The Civil War brought about a realignment of power and in 1975. This was a crisis for the SSNP which forced it changed its basic orientation and enter into an unlikely partnership. It joined the Muslim led "leftist" camp and contributed a fighting militia. Nevertheless, it maintained a separate identity. It was an uneasy cooperation with occasional fighting within the camp, for example, with Druze fighters or Franjiyyeh`s "Marada" militia. The alliance`s main leaders accepted it as an aberration to be allied with a mainly Christian entity, but assumed that they could not fully trust it.

The SSNP leaders, Asad Ashqar, Georges Abdel-Massih, In`aam Ra`d and Issam al-Maha`iri, reacted to the crisis in conflicting ways. Following the shift in Syria`s position in the civil war in 1976, the SSNP split into two factions, one led by Georges Abdel-Massih and the other, emerging as the main one, led by In`aam R`ad (born 1929), a Greek-Orthodox Christian from Ayn Zhalta. This last faction regarded Syria`s President Hafez al-Asad as a leader capable of advancing the Party`s goals. It was reported that some of the people close to him were followers of the Party. The SSNP thus moved closer to Syria and became its proxy. After the Israeli invasion in 1982, a member of the SSNP assassinated President-elect Bashir Jumayyil. The Party`s military wing implemented military operations against the Israeli army in Lebanon, including suicide carbombings and assassination attempts. After 1985, it continued to occasionally attack Israel`s self-proclaimed "Security Zone" in South Lebanon.

In December 1990, for the first time in Lebanon`s history, a member of the SSNP, Asa`d Marwan, became a member of the National Unity government formed after the end of the Civil War.

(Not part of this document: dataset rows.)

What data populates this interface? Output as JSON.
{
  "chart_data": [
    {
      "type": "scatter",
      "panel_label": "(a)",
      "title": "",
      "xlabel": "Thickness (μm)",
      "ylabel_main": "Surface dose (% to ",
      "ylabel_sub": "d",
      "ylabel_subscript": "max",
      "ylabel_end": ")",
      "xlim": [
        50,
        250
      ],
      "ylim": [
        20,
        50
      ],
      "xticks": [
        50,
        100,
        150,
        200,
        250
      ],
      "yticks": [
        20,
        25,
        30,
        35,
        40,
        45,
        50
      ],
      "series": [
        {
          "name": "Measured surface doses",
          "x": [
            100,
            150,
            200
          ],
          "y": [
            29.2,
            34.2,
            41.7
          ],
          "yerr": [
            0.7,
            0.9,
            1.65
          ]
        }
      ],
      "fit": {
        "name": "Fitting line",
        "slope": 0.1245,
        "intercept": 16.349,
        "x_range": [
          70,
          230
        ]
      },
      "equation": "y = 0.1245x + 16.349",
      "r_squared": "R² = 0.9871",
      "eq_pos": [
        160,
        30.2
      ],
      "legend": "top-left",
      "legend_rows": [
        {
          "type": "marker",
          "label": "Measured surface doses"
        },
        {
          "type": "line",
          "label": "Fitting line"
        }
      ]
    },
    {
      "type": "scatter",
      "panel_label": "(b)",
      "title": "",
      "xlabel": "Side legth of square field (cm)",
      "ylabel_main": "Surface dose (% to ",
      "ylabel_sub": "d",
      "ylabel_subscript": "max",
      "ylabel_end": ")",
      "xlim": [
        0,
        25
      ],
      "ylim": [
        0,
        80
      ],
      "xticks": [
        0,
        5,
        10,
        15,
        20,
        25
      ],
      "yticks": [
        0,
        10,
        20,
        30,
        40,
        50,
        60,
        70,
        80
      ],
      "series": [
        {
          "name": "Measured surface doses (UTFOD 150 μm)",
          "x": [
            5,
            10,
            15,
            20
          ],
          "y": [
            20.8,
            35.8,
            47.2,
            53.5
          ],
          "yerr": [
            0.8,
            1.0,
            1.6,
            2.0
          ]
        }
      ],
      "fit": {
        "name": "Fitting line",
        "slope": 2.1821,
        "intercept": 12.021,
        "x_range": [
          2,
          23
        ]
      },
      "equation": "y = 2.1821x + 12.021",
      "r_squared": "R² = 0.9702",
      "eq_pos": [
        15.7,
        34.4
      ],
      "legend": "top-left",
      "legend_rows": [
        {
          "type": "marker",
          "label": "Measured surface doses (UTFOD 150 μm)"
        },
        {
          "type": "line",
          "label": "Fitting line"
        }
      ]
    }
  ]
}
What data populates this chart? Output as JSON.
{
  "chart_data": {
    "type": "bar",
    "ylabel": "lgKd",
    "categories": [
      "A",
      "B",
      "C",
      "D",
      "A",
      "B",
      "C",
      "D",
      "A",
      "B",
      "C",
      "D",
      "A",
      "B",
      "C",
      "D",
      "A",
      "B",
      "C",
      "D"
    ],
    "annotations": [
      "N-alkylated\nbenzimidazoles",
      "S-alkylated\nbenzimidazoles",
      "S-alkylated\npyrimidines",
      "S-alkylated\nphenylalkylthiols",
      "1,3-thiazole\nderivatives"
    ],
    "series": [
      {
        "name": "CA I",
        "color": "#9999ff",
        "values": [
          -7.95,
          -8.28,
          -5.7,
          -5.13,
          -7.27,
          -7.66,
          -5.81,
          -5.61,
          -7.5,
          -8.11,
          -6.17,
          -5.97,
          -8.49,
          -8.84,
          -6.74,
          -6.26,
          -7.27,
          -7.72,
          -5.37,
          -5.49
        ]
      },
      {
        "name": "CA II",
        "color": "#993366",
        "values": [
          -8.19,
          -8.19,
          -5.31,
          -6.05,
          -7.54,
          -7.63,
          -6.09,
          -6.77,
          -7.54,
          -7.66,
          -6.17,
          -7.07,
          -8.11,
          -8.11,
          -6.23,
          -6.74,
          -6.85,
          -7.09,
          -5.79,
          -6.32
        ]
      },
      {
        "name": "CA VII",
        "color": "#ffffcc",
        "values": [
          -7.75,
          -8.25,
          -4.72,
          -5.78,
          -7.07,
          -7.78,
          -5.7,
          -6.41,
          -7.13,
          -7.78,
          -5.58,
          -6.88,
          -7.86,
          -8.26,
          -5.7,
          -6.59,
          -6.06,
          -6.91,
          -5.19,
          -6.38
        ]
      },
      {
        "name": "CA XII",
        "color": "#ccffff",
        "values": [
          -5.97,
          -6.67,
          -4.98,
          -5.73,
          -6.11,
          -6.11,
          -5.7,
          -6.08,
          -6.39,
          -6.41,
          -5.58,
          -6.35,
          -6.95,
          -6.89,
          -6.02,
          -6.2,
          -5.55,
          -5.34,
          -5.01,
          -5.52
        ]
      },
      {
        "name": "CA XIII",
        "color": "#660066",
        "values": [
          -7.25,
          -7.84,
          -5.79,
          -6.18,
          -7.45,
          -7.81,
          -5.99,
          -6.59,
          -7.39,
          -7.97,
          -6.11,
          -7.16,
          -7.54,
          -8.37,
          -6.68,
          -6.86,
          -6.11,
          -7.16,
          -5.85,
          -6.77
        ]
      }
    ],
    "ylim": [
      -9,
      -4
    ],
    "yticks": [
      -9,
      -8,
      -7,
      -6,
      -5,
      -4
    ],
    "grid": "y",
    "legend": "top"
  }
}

It was created with a view to implement the Ta`if Agreement and disband the various Lebanese militias, including that of the SSNP. In 1992, In`aam R`ad was elected President of the Party. In recent years, the SSNP remained a Syrian proxy on the one hand, and an almost-exclusive club for Greek-Orthodox Christians on the other. Despite its dogmatic ideals and the considerable devotion of its members, it is considered a small, marginal, and perhaps obsolete political group.